There are a bunch of pitfalls. For one, listen/notify in Postgres wakes up all l...

ngrilly · on Oct 2, 2016

> If each table has a sequential ID and an "updated_at" column, you can exploit those to build deltas.

It's hard because concurrent transactions can commit sequential IDs or timestamps out of order. There can be a lag between the moment when the sequential ID or the timestamp was generated, and the moment when it was committed.

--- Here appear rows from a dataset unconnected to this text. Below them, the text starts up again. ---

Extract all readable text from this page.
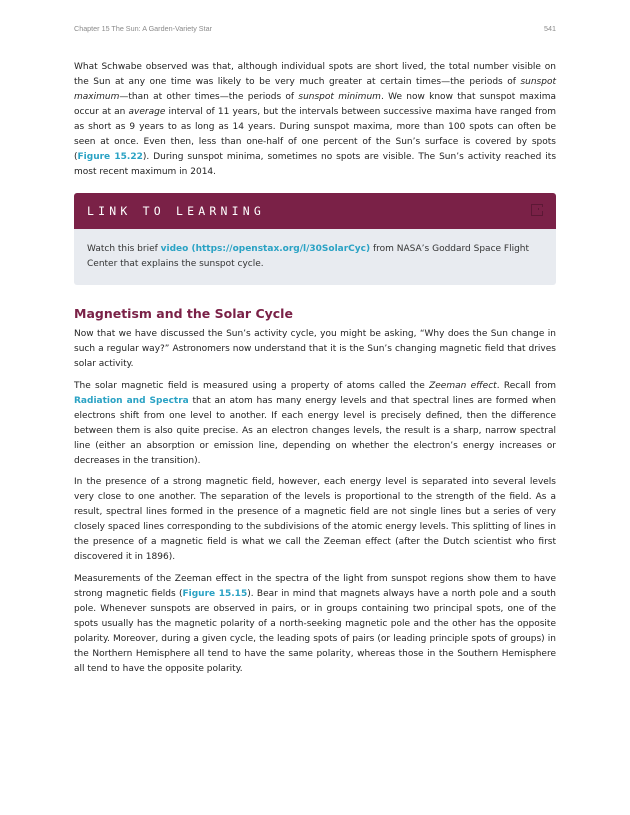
Chapter 15 The Sun: A Garden-Variety Star	541

What Schwabe observed was that, although individual spots are short lived, the total number visible on the Sun at any one time was likely to be very much greater at certain times—the periods of sunspot maximum—than at other times—the periods of sunspot minimum. We now know that sunspot maxima occur at an average interval of 11 years, but the intervals between successive maxima have ranged from as short as 9 years to as long as 14 years. During sunspot maxima, more than 100 spots can often be seen at once. Even then, less than one-half of one percent of the Sun’s surface is covered by spots (Figure 15.22). During sunspot minima, sometimes no spots are visible. The Sun’s activity reached its most recent maximum in 2014.

LINK TO LEARNING

Watch this brief video (https://openstax.org/l/30SolarCyc) from NASA’s Goddard Space Flight Center that explains the sunspot cycle.

Magnetism and the Solar Cycle

Now that we have discussed the Sun’s activity cycle, you might be asking, “Why does the Sun change in such a regular way?” Astronomers now understand that it is the Sun’s changing magnetic field that drives solar activity.

The solar magnetic field is measured using a property of atoms called the Zeeman effect. Recall from Radiation and Spectra that an atom has many energy levels and that spectral lines are formed when electrons shift from one level to another. If each energy level is precisely defined, then the difference between them is also quite precise. As an electron changes levels, the result is a sharp, narrow spectral line (either an absorption or emission line, depending on whether the electron’s energy increases or decreases in the transition).

In the presence of a strong magnetic field, however, each energy level is separated into several levels very close to one another. The separation of the levels is proportional to the strength of the field. As a result, spectral lines formed in the presence of a magnetic field are not single lines but a series of very closely spaced lines corresponding to the subdivisions of the atomic energy levels. This splitting of lines in the presence of a magnetic field is what we call the Zeeman effect (after the Dutch scientist who first discovered it in 1896).

Measurements of the Zeeman effect in the spectra of the light from sunspot regions show them to have strong magnetic fields (Figure 15.15). Bear in mind that magnets always have a north pole and a south pole. Whenever sunspots are observed in pairs, or in groups containing two principal spots, one of the spots usually has the magnetic polarity of a north-seeking magnetic pole and the other has the opposite polarity. Moreover, during a given cycle, the leading spots of pairs (or leading principle spots of groups) in the Northern Hemisphere all tend to have the same polarity, whereas those in the Southern Hemisphere all tend to have the opposite polarity.
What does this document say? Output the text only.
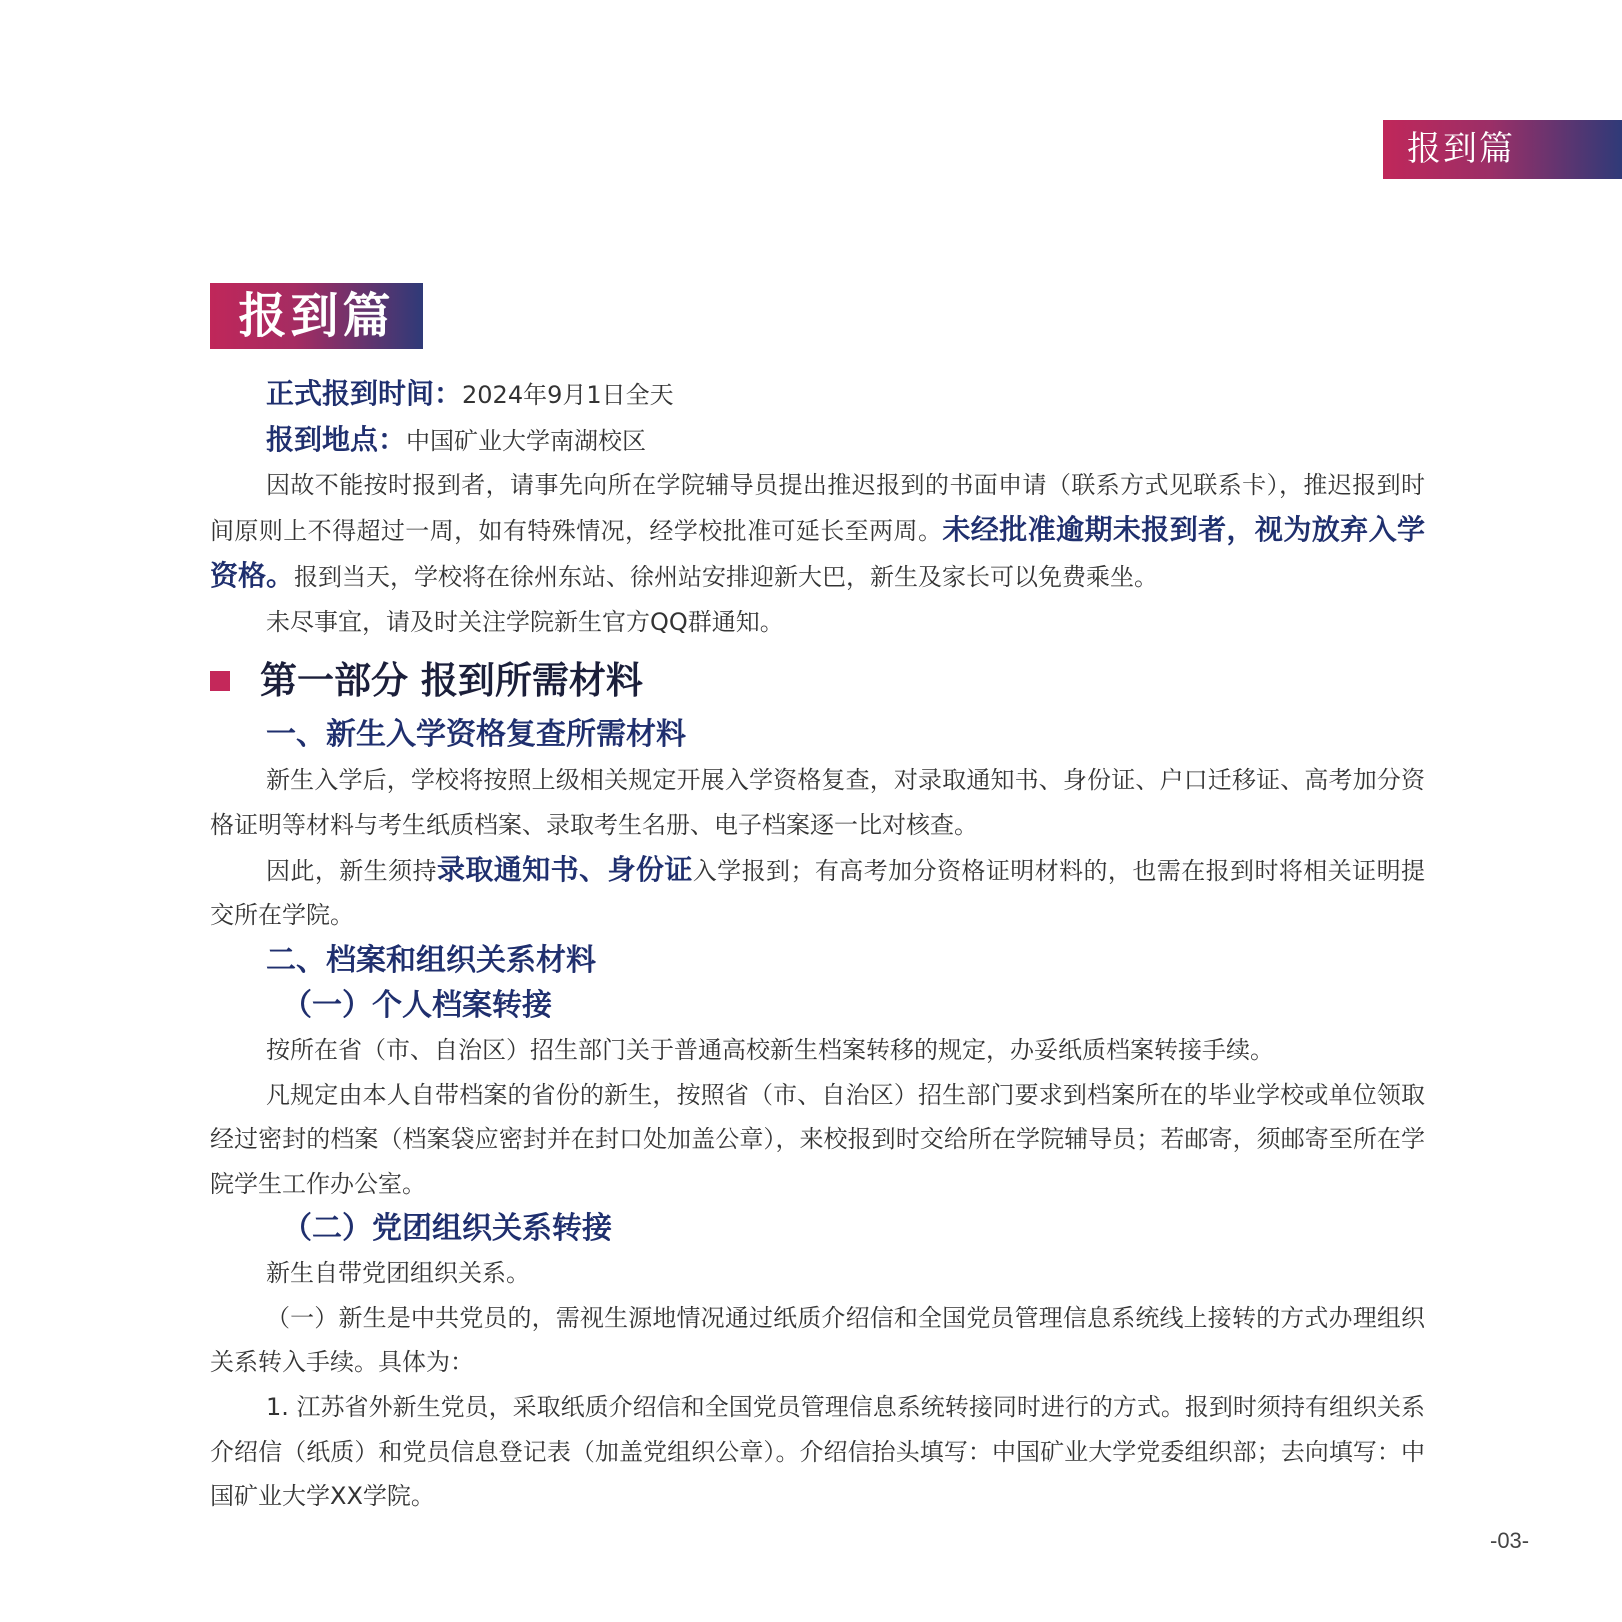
报到篇
报到篇

正式报到时间：2024年9月1日全天

报到地点：中国矿业大学南湖校区

因故不能按时报到者，请事先向所在学院辅导员提出推迟报到的书面申请（联系方式见联系卡），推迟报到时间原则上不得超过一周，如有特殊情况，经学校批准可延长至两周。未经批准逾期未报到者，视为放弃入学资格。报到当天，学校将在徐州东站、徐州站安排迎新大巴，新生及家长可以免费乘坐。

未尽事宜，请及时关注学院新生官方QQ群通知。

第一部分 报到所需材料

一、新生入学资格复查所需材料

新生入学后，学校将按照上级相关规定开展入学资格复查，对录取通知书、身份证、户口迁移证、高考加分资格证明等材料与考生纸质档案、录取考生名册、电子档案逐一比对核查。

因此，新生须持录取通知书、身份证入学报到；有高考加分资格证明材料的，也需在报到时将相关证明提交所在学院。

二、档案和组织关系材料

（一）个人档案转接

按所在省（市、自治区）招生部门关于普通高校新生档案转移的规定，办妥纸质档案转接手续。

凡规定由本人自带档案的省份的新生，按照省（市、自治区）招生部门要求到档案所在的毕业学校或单位领取经过密封的档案（档案袋应密封并在封口处加盖公章），来校报到时交给所在学院辅导员；若邮寄，须邮寄至所在学院学生工作办公室。

（二）党团组织关系转接

新生自带党团组织关系。

（一）新生是中共党员的，需视生源地情况通过纸质介绍信和全国党员管理信息系统线上接转的方式办理组织关系转入手续。具体为：

1. 江苏省外新生党员，采取纸质介绍信和全国党员管理信息系统转接同时进行的方式。报到时须持有组织关系介绍信（纸质）和党员信息登记表（加盖党组织公章）。介绍信抬头填写：中国矿业大学党委组织部；去向填写：中国矿业大学XX学院。

-03-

> Another option is to maintain a "changes" table that simply tracks the ID of each modified row, with a sequence number per change.

Yes.

atombender · on Oct 2, 2016

Good point about sequence IDs.

Another, mroe recent method that's bound to be more foolproof is to track the actual transaction log. Postgres exposes an API for "logical decoding" of said log. The downside is that it's fairly new, Postgres-specific, and I also suspect it puts more burden on the client, which has to interpret the entries and determine if/how they should be indexed. But in theory it gives you a completely data-loss-proof, application-independent way of streaming changes from Postgres.

ngrilly · on Oct 3, 2016

I agree, using PostgreSQL logical decoding is a good solution.

MySQL can do something similar using a replication stream (https://github.com/siddontang/go-mysql-elasticsearch) and MongoDB by tailing the oplog.